In Alcolu the ghosts of its once thriving past as a lumber mill village are scattered all around. Little transition is left between its remaining Victorian mansions lining Main Street and the decrepit mill houses nearly swallowed whole by weeds and time. At its center, a hulking building that once housed the company store, a barber shop and doctor’s office. This shuttered hub of the town is now a patchwork of discarded junk, boarded up windows and tattered tin signs.
That spring, police details of Stinney’s alleged confession were swiftly routed to the governor’s office in Columbia. As clemency pleas came in to then-Gov. Olin Johnston, he responded with the graphic details relayed to him: “Stinney killed the smaller girl to rape the larger one. Then he killed the larger girl and raped her dead body. Twenty minutes later he returned and attempted to rape her again but her body was too cold.” That account, however, is in direct conflict with a recently found autopsy report that did not find evidence of a sexual attack.
Johnston’s letter “had no basis in fact. It was a complete lie,” said Manning attorney Ray Chandler, whose law firm is defending Stinney on Tuesday. New evidence — such as new witnesses, a review of the original autopsy report previously buried in state archives and a re-examining of events — potentially puts the case on new footing, he said. But first, the defense must establish standing with the court, proving there is enough at stake to take the case forward to trial.

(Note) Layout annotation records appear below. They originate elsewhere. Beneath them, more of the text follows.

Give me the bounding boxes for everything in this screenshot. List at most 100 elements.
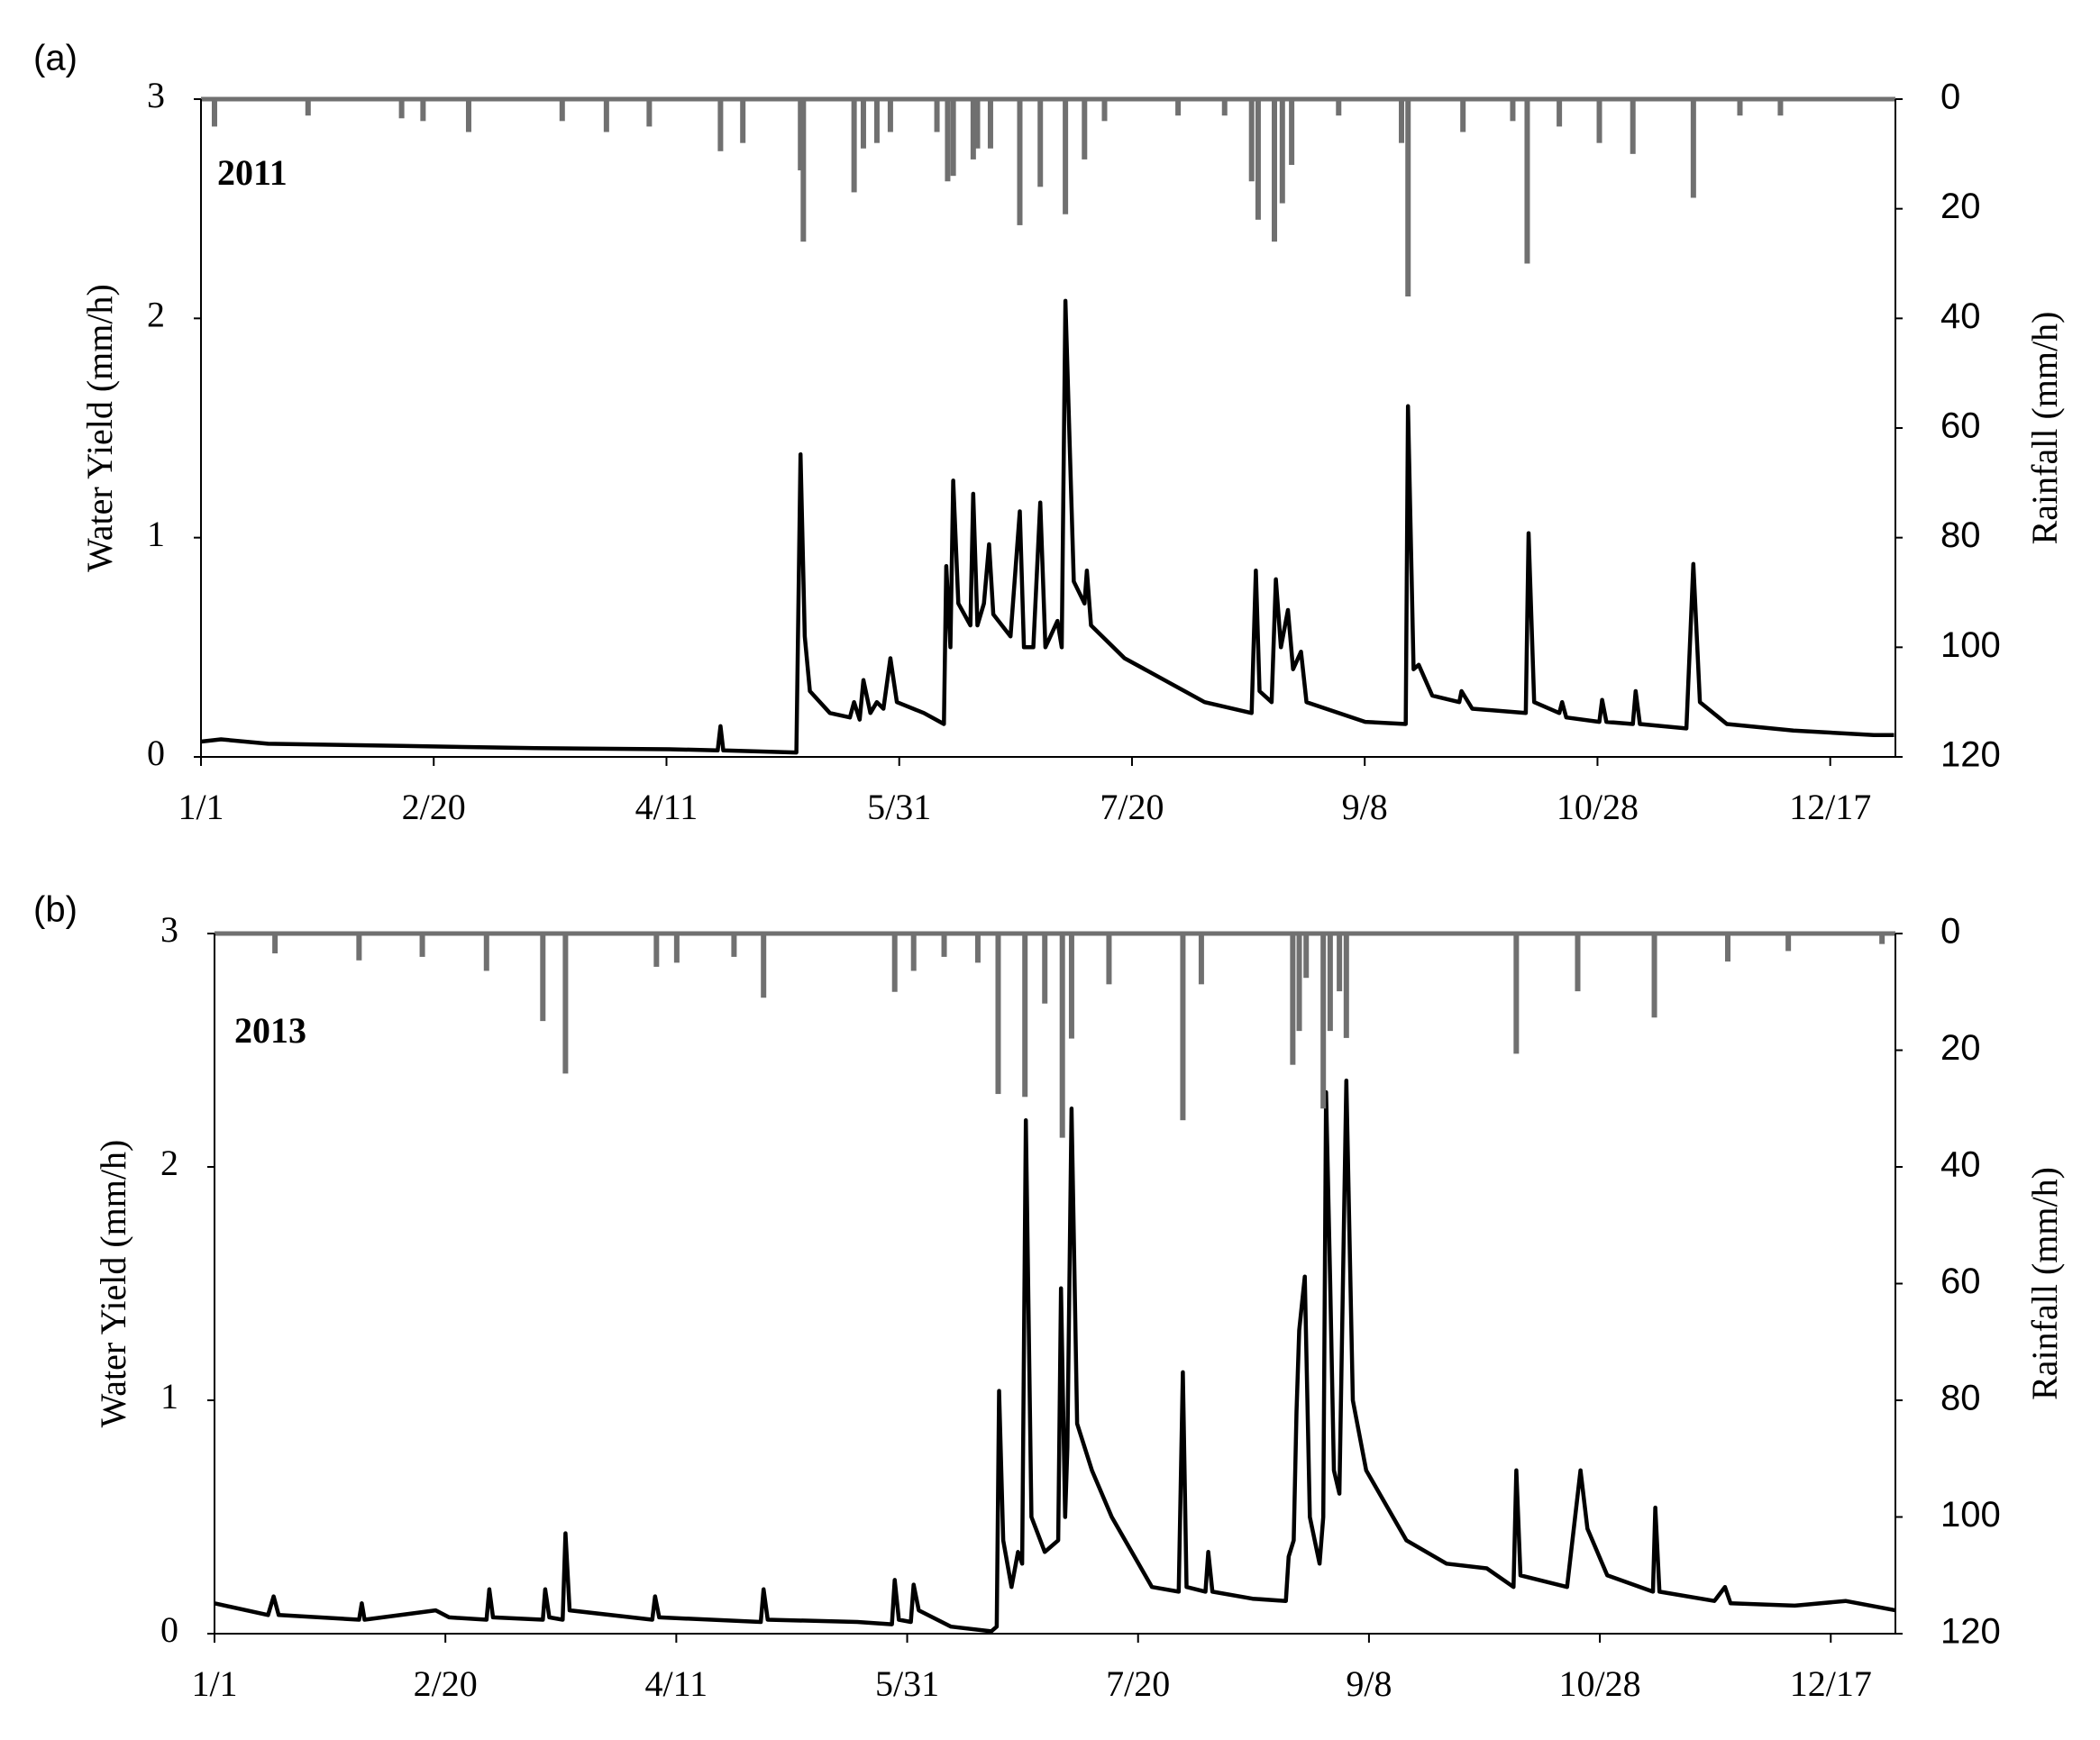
rainfall-bar	[1272, 99, 1278, 242]
x-tick-label: 7/20	[1106, 1663, 1170, 1704]
rainfall-bar	[1320, 934, 1327, 1109]
rainfall-bar	[800, 99, 807, 242]
rainfall-bar	[1290, 934, 1296, 1065]
y-tick-label: 1	[160, 1376, 178, 1417]
rainfall-bar	[1255, 99, 1261, 220]
rainfall-bar	[873, 99, 880, 143]
rainfall-bar	[1337, 934, 1343, 992]
rainfall-bar	[1068, 934, 1074, 1039]
x-tick-label: 10/28	[1559, 1663, 1641, 1704]
y2-tick-label: 0	[1940, 77, 1960, 117]
y2-axis-title: Rainfall (mm/h)	[2024, 312, 2065, 545]
y2-tick-label: 20	[1940, 1028, 1981, 1068]
panel-label: (a)	[33, 39, 78, 78]
rainfall-bar	[1198, 934, 1204, 985]
x-tick-label: 4/11	[645, 1663, 708, 1704]
y2-tick-label: 80	[1940, 515, 1981, 555]
y2-tick-label: 60	[1940, 406, 1981, 446]
rainfall-bar	[1303, 934, 1310, 979]
rainfall-bar	[1327, 934, 1333, 1032]
rainfall-bar	[559, 99, 565, 122]
rainfall-bar	[1289, 99, 1295, 165]
x-tick-label: 5/31	[875, 1663, 939, 1704]
rainfall-bar	[272, 934, 278, 954]
rainfall-bar	[851, 99, 857, 193]
rainfall-bar	[987, 99, 993, 149]
x-tick-label: 9/8	[1346, 1663, 1392, 1704]
rainfall-bar	[945, 99, 951, 182]
rainfall-bar	[1296, 934, 1302, 1032]
rainfall-bar	[1343, 934, 1349, 1038]
rainfall-bar	[934, 99, 940, 132]
rainfall-bar	[305, 99, 311, 116]
rainfall-bar	[1879, 934, 1885, 944]
y-axis-title: Water Yield (mm/h)	[79, 284, 120, 572]
rainfall-bar	[910, 934, 917, 971]
rainfall-bar	[1101, 99, 1108, 122]
x-tick-label: 2/20	[402, 787, 466, 827]
y2-tick-label: 80	[1940, 1379, 1981, 1418]
rainfall-bar	[1336, 99, 1342, 116]
rainfall-bar	[1221, 99, 1228, 116]
y2-tick-label: 40	[1940, 1145, 1981, 1185]
rainfall-bar	[420, 99, 426, 122]
y2-tick-label: 100	[1940, 1495, 2001, 1535]
rainfall-bar	[211, 99, 217, 127]
y2-tick-label: 120	[1940, 1612, 2001, 1652]
water-yield-line	[214, 1078, 1896, 1634]
y-tick-label: 0	[147, 733, 165, 773]
y2-tick-label: 120	[1940, 735, 2001, 775]
x-tick-label: 12/17	[1789, 787, 1871, 827]
rainfall-bar	[398, 99, 405, 119]
rainfall-bar	[950, 99, 956, 177]
rainfall-bar	[483, 934, 489, 971]
rainfall-bar	[1524, 99, 1530, 264]
rainfall-bar	[974, 934, 981, 963]
rainfall-bar	[1513, 934, 1520, 1054]
y2-tick-label: 0	[1940, 912, 1960, 952]
rainfall-bar	[1460, 99, 1466, 132]
rainfall-bar	[1777, 99, 1784, 116]
rainfall-bar	[761, 934, 767, 998]
y2-axis-title: Rainfall (mm/h)	[2024, 1167, 2065, 1400]
rainfall-bar	[1106, 934, 1112, 985]
y2-tick-label: 40	[1940, 296, 1981, 336]
y-tick-label: 0	[160, 1609, 178, 1650]
y-tick-label: 2	[160, 1143, 178, 1183]
year-annotation: 2011	[217, 152, 288, 193]
x-tick-label: 1/1	[178, 787, 224, 827]
rainfall-bar	[740, 99, 746, 143]
x-tick-label: 7/20	[1100, 787, 1164, 827]
x-tick-label: 2/20	[414, 1663, 478, 1704]
rainfall-bar	[1651, 934, 1657, 1018]
x-tick-label: 5/31	[867, 787, 931, 827]
rainfall-bar	[1175, 99, 1182, 116]
rainfall-bar	[673, 934, 680, 963]
rainfall-bar	[646, 99, 653, 127]
y-tick-label: 3	[160, 909, 178, 950]
rainfall-bar	[603, 99, 609, 132]
x-tick-label: 4/11	[635, 787, 698, 827]
rainfall-bar	[974, 99, 981, 149]
rainfall-bar	[1042, 934, 1048, 1004]
rainfall-bar	[995, 934, 1001, 1095]
y-tick-label: 1	[147, 514, 165, 554]
rainfall-bar	[1405, 99, 1411, 296]
rainfall-bar	[798, 99, 804, 171]
rainfall-bar	[1596, 99, 1602, 143]
rainfall-bar	[860, 99, 866, 149]
y2-tick-label: 60	[1940, 1262, 1981, 1301]
rainfall-bar	[731, 934, 737, 957]
rainfall-bar	[1022, 934, 1028, 1098]
rainfall-bar	[1785, 934, 1792, 952]
rainfall-bar	[1725, 934, 1731, 962]
rainfall-bar	[1063, 99, 1069, 214]
rainfall-bar	[540, 934, 546, 1022]
rainfall-bar	[1690, 99, 1696, 198]
rainfall-bar	[970, 99, 976, 159]
rainfall-bar	[1017, 99, 1023, 225]
y2-tick-label: 100	[1940, 625, 2001, 665]
x-tick-label: 12/17	[1790, 1663, 1872, 1704]
rainfall-bar	[717, 99, 724, 151]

News of a possible retrial is far from universally welcome in the town, still struggling with racial bias.
Jimmy Hodge, now 82, was 12 years old when his father joined the search party that eventually found the girls’ bodies. Despite news of fresh evidence, he still believes Stinney is guilty. “After 70 years, I don’t know where it all came from. Why is it just showing up now?”
Hodge denies the presence of racial tension in the area, calling Alcolu “a village where everybody got along. There was no race problem. They’re a different people and still are,” he said of the black community in Alcolu.
“No other race is like American-born Caucasian, in their heritage and in the way that they do things. And I think that’s why the Lord created more than one race,” he said.
“The two races separated themselves. They had their own way to do things,” Hodge said, adding, “but it wasn’t that they were against the other.”
Sonya Williamson, 50, said that while she grew up hearing about the Stinney case, she firmly believes in his innocence. In 1944 her grandfather attended Stinney’s trial, describing for the family how he was taken to court in a cage and could hardly walk under the weight of the shackles. Her grandfather came away with doubt, saying, “That colored boy didn’t do that,” a statement that still troubles her, she said. “Why did he not speak out?”
“I think it’s kind of a waste of time, myself,” said resident Russell Harrelson, a hobbyist historian for the area. “What good is it to stir into something that old? I think it’s going to stir up more controversy than it’s going to do good.”
The fear held tight all these years is such in the black community that some might agree with him and hope nothing comes of the case, according to Green Hill’s Hudley. “A lot of people are hoping that won’t nothing be done about it,” he said. “They will be relieved that the pressure they’re living under now will just soon vanish.”